Data on cross-shore sand transport were obtained during two tidal cycles on a dissipative macrotidal pocket beach in the outer Gironde Estuary (SW France). Sediment samples were collected, using streamer traps, at different elevations above the bed across the surf zone whilst measuring nearshore waves and cross-shore currents on the beach. During the experiment the tidal range reached 3.8 m and the current speeds on the beach were up to 0.5 m s−1. Wave activity was characterised by a variable significant height, ranging from 0.3 m at low to 0.94 m at high tide, due to the sheltering effect of a nearshore sand bank.
The study found that the median grain size of the transported sediment ranged from 0.207 mm to 0.333 mm, decreasing slightly away from the bed, with less than 0.056 mm variation throughout the water column. This vertical distribution was assumed to be related to a near uniform mixing by saturation of turbulence and to large scale vertical eddies under breaking and/or broken waves.

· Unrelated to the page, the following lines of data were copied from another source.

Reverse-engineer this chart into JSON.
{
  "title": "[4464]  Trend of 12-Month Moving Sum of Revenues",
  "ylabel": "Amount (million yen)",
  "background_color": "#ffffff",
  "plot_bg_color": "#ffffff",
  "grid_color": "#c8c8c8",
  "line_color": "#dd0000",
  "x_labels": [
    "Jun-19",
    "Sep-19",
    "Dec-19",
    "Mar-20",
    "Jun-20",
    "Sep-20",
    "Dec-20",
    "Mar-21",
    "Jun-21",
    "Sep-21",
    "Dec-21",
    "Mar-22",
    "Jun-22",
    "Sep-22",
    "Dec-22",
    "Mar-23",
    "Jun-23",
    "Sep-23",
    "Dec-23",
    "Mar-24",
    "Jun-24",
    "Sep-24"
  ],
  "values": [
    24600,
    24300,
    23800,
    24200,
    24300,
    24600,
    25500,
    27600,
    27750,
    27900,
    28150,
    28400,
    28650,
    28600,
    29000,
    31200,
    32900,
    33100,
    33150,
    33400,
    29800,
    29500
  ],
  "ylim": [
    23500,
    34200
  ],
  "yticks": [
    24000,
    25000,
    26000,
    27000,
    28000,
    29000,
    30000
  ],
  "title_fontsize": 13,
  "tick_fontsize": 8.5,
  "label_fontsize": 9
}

The fluxes calculated using the sediment captured in the streamer traps increased exponentially or linearly towards the bottom, whilst some curves had an S-shaped profile. These results confirm the general theory of a decrease in sediment transport rate away from the bed. However, the S-shaped profile may be due to coherent vortex structures which led to strongly irregular patterns. Finally, the sediment fluxes appeared to be higher during the ebb than during the flood tide, indicating a tidal influence on sediment transport.